Connected from Zurich – literature & lectures
An unusual presentation of the Lever Prize in Hausen.
There was never such an award ceremony in Hausen. Neither is such a prizewinner. It seemed to fit together that Sibylle Berg did not personally accept the Johann Peter Hebel Prize, which was awarded to her last year, in the rustic festival hall of the community on Saturday, but was connected via video conference from Zurich. You saw her all the time on a huge screen: constantly smiling, friendly, not amused. A corona case in the area prevented the award winner from coming at very short notice. The day before the slimmed-down celebration, which had little to do with the traditional Lever Festival, her agent pulled the emergency brake. According to Berg in an email to Mayor Martin Bühler, she was vaccinated twice and quarantine was not necessary. But she wants to be on the safe side.
Nun yes. One is used to grief because of Covid 19. Sibylle Berg, who finished a new book a few days ago, has promised a Hausener reading in the spring. She was already looking forward to her village, said the Weimar-born author with Swiss citizenship bravely – and maybe she meant it seriously. You’d think so, at the end of the ceremony Sibylle Berg described herself as a “great lover”: There will certainly be a place in her heart for the place in the Wiesental. Apparently she really liked the four gentlemen of the Hebel-Musik Hausen, who played brass arrangements in her honor: After Glen Miller it was the turn of the Beatles with “Lady Madonna” and “Yellow Submarine”.

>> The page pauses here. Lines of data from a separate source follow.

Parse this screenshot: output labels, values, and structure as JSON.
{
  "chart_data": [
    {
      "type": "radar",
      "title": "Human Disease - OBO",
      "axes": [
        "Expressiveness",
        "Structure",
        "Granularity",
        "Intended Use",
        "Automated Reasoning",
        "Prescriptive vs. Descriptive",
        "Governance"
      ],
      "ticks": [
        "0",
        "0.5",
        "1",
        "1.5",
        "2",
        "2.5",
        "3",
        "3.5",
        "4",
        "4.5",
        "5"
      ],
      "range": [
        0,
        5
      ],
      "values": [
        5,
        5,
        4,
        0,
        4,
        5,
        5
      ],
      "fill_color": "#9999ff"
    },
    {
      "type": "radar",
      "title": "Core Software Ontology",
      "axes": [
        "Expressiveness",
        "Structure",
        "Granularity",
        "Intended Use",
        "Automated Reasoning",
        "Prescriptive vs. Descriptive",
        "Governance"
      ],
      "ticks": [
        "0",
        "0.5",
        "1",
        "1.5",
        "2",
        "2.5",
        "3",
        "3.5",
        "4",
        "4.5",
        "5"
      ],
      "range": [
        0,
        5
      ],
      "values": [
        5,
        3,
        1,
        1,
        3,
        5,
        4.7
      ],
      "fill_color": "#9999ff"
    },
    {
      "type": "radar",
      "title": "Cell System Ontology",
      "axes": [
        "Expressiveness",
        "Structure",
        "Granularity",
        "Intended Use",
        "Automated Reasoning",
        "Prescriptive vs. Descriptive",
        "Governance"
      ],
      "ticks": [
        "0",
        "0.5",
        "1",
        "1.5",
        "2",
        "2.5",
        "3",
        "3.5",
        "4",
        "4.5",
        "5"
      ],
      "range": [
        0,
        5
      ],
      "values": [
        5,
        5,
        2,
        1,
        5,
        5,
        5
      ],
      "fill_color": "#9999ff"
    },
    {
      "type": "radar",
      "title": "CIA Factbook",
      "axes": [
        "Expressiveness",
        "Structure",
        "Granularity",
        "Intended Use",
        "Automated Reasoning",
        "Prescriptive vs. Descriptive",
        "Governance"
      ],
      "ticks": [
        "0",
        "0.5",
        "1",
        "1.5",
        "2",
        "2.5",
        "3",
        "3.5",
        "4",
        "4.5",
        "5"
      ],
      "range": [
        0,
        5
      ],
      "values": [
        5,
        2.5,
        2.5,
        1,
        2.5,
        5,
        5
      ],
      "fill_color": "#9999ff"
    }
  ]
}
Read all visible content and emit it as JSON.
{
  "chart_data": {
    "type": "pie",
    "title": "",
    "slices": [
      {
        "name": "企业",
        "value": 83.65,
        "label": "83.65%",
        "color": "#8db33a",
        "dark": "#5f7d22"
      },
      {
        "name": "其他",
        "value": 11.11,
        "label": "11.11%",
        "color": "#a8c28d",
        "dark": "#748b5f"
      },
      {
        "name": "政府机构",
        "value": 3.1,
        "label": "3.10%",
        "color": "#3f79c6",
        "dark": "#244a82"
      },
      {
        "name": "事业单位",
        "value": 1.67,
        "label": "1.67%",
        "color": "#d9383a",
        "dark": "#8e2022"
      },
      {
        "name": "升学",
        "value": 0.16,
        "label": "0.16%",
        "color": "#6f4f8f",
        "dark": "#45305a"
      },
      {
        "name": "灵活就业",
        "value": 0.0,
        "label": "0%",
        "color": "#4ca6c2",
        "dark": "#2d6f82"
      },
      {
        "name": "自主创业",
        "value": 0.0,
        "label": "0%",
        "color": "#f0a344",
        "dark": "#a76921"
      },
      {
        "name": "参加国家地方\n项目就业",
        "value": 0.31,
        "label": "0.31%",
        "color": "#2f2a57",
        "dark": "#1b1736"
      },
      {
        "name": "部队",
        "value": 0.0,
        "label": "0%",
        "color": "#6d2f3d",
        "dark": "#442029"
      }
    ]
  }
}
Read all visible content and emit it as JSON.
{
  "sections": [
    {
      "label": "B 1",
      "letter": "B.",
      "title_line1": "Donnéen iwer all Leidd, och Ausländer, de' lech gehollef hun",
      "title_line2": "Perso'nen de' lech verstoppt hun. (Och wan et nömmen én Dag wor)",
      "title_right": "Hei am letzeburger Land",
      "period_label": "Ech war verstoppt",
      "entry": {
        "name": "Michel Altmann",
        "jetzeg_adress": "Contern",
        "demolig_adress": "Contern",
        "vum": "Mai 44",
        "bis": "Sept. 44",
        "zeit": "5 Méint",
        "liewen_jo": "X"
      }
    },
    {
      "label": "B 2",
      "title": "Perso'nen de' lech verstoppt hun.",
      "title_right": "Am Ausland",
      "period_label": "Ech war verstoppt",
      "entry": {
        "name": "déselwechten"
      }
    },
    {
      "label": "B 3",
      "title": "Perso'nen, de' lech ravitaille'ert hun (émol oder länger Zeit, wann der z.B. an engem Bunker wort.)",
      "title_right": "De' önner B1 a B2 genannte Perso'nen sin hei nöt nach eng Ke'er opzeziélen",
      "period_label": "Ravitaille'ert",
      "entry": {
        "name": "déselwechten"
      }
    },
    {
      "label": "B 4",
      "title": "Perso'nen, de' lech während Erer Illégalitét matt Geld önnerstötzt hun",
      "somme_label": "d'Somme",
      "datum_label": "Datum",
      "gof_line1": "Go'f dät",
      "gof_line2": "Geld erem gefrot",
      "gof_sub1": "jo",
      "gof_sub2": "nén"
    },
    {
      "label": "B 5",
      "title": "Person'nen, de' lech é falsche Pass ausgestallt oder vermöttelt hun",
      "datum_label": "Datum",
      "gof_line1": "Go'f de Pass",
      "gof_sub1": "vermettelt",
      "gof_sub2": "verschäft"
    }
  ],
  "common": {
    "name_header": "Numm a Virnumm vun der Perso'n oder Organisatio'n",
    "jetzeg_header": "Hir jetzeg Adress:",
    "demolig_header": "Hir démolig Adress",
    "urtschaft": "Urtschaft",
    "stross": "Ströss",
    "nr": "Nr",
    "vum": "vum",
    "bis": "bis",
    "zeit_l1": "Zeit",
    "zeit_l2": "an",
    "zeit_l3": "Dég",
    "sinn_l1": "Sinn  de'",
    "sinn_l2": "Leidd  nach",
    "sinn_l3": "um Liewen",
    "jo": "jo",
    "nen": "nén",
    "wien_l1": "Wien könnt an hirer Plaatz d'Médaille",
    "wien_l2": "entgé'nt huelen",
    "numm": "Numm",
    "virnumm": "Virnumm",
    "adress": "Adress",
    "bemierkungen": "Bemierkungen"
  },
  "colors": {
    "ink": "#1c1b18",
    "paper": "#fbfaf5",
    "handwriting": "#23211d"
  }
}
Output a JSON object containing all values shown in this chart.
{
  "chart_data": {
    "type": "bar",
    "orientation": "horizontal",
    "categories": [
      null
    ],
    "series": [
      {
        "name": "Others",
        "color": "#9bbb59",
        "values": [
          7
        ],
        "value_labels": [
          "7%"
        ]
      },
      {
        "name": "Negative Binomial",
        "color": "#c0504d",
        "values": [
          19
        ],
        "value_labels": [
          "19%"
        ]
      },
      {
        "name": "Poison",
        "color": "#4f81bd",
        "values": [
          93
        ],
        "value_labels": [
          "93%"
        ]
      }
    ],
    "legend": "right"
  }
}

The – symbolic – awarding of the prize was for the first time in the hands of District President Bärbel Schäfer, who dignified the Stuttgart Art Ministry as the award-giver – with a speech that made it clear what connects Berg’s work with that of Lever: the enlightening gesture, the interference in socio-political debates – and, as the laudator Nicola Gess, literary scholar at the University of Basel, emphasized, philanthropy – vulgo: humanism. In addition to admitting her shyness, the award winner had a “fear” poem with her, born out of desperation about the corona situation. The mild features of the Hebel portrait in the hall seemed to resemble hers for the moment.